Robby Müller werd geboren in Willemstad, Curaçao. Toen hij één jaar was verliet het gezin het eiland. Op zijn veertiende ging hij naar Nederland. Tussen 1962 en 1964 verbleef hij in Amsterdam aan de net opgerichte Nederlandse Filmacademie (begonnen in 1958, als opleiding erkend vanaf 1960), waar hij zich specialiseerde in camera en montage en onder anderen Pim de la Parra en Frans Weisz ontmoette. Met beiden zou hij films gaan maken, maar de meest intensieve samenwerking in die eerste jaren vond plaats met DoP Gérard Vandenberg, die hij vergezelde als camera-assistent, en met regisseurs Hans W. Geißendörfer en Anton Kothuis.

Maar de ontmoeting met Wim Wenders en hun eerste film samen, het 21 minuten durende Alabama (2000 Light Years) (1969), verlegde zijn ambities eigenlijk voorgoed naar het buitenland.

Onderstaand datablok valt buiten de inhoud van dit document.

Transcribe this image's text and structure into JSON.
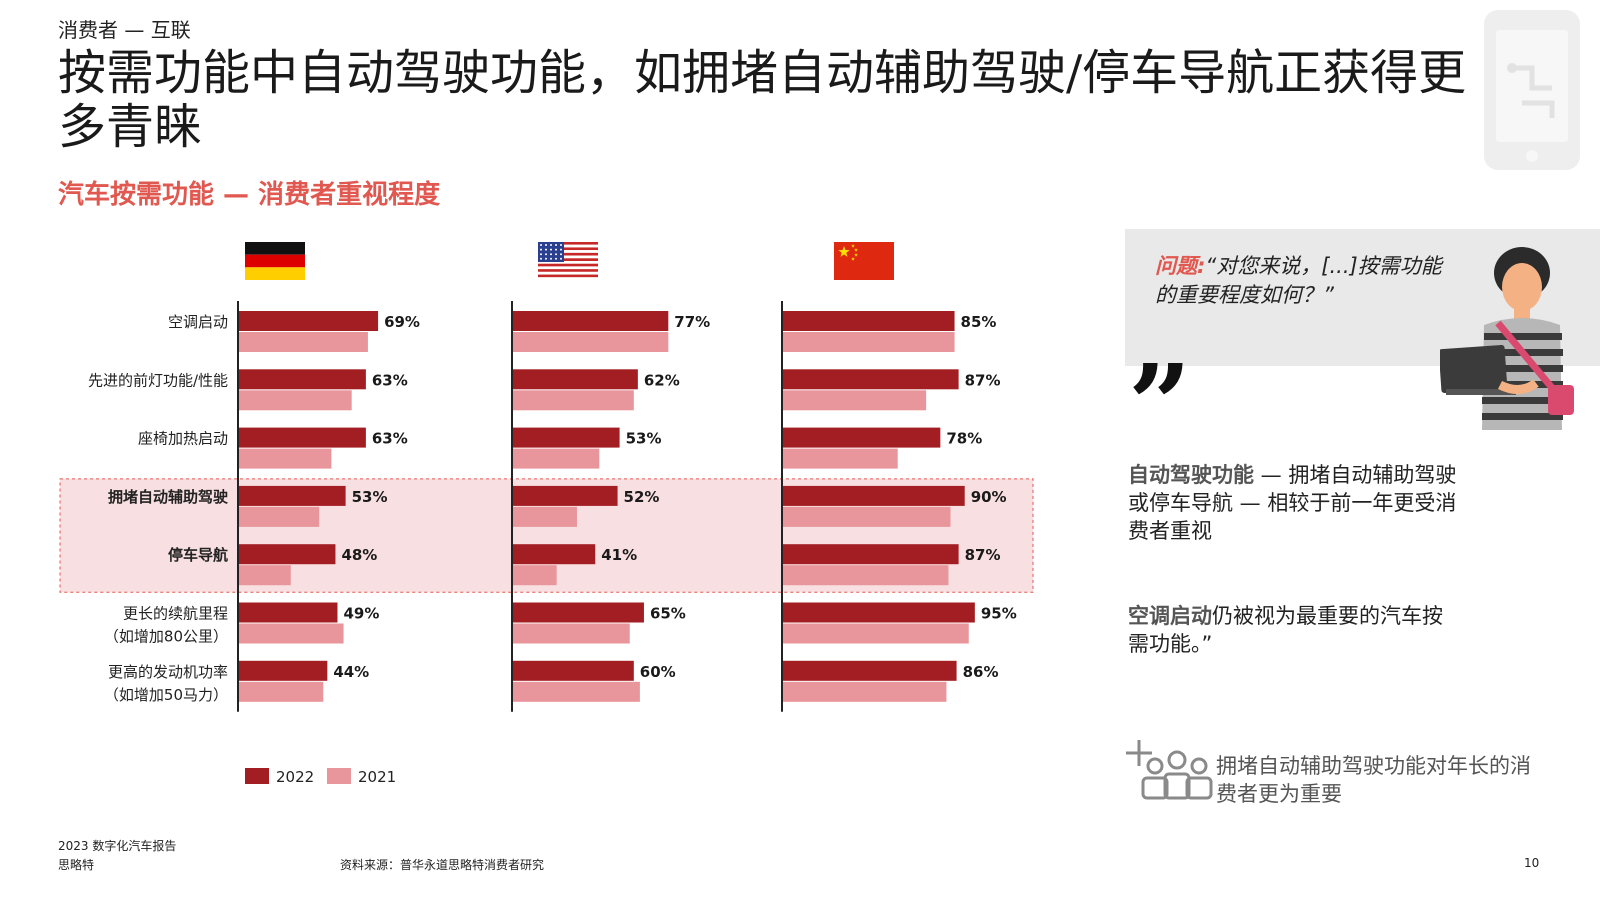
{
  "header": {
    "section": "消费者 — 互联",
    "title": "按需功能中自动驾驶功能，如拥堵自动辅助驾驶/停车导航正获得更多青睐",
    "subtitle": "汽车按需功能 — 消费者重视程度"
  },
  "chart_data": {
    "type": "bar",
    "orientation": "horizontal",
    "categories": [
      "空调启动",
      "先进的前灯功能/性能",
      "座椅加热启动",
      "拥堵自动辅助驾驶",
      "停车导航",
      "更长的续航里程（如增加80公里）",
      "更高的发动机功率（如增加50马力）"
    ],
    "category_lines": [
      [
        "空调启动"
      ],
      [
        "先进的前灯功能/性能"
      ],
      [
        "座椅加热启动"
      ],
      [
        "拥堵自动辅助驾驶"
      ],
      [
        "停车导航"
      ],
      [
        "更长的续航里程",
        "（如增加80公里）"
      ],
      [
        "更高的发动机功率",
        "（如增加50马力）"
      ]
    ],
    "highlighted_categories": [
      "拥堵自动辅助驾驶",
      "停车导航"
    ],
    "groups": [
      {
        "flag": "germany-flag",
        "series_2022": [
          69,
          63,
          63,
          53,
          48,
          49,
          44
        ],
        "series_2021": [
          64,
          56,
          46,
          40,
          26,
          52,
          42
        ]
      },
      {
        "flag": "usa-flag",
        "series_2022": [
          77,
          62,
          53,
          52,
          41,
          65,
          60
        ],
        "series_2021": [
          77,
          60,
          43,
          32,
          22,
          58,
          63
        ]
      },
      {
        "flag": "china-flag",
        "series_2022": [
          85,
          87,
          78,
          90,
          87,
          95,
          86
        ],
        "series_2021": [
          85,
          71,
          57,
          83,
          82,
          92,
          81
        ]
      }
    ],
    "series": [
      {
        "name": "2022",
        "color": "#a31e22"
      },
      {
        "name": "2021",
        "color": "#e8969b"
      }
    ],
    "value_labels_series": "2022",
    "xlim": [
      0,
      100
    ],
    "legend_position": "bottom-left"
  },
  "sidebar": {
    "question_label": "问题:",
    "question_text": "“对您来说，[...]按需功能的重要程度如何？”",
    "quote1_highlight": "自动驾驶功能",
    "quote1_text": " — 拥堵自动辅助驾驶或停车导航 — 相较于前一年更受消费者重视",
    "quote2_highlight": "空调启动",
    "quote2_text": "仍被视为最重要的汽车按需功能。”",
    "insight_text": "拥堵自动辅助驾驶功能对年长的消费者更为重要"
  },
  "footer": {
    "report": "2023 数字化汽车报告",
    "brand": "思略特",
    "source": "资料来源：普华永道思略特消费者研究",
    "page": "10"
  },
  "colors": {
    "accent_red": "#e0584f",
    "bar_2022": "#a31e22",
    "bar_2021": "#e8969b",
    "highlight_fill": "#f8dfe1",
    "highlight_border": "#e0584f"
  }
}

Voor Wenders was de film de eerste gelegenheid om met een DoP samen te werken en in de decennia die volgden zou Müller een groot deel van Wenders’ oeuvre schieten. Alleen al in de jaren zeventig verschenen Summer in the City (1970), Die Angst des Tormanns beim Elfmeter (1972), Der scharlachrote Buchstabe (1972), Alice in den Städten (1974), Falsche Bewegung (1975), Im Lauf der Zeit (1976) en Der amerikanische Freund (1977). De eerste grote filmprijzen kwamen voor Falsche Bewegung en Der amerikanische Freund. Die laatste werd geroemd om de desolate settings, beelden waarvoor Wenders en Müller inspiratie hadden geput uit de schilderijen van Edward Hopper.

‘Ik verafschuw geweld. Als ik dat zie is het enige wat ik wil weglopen, begrijp je’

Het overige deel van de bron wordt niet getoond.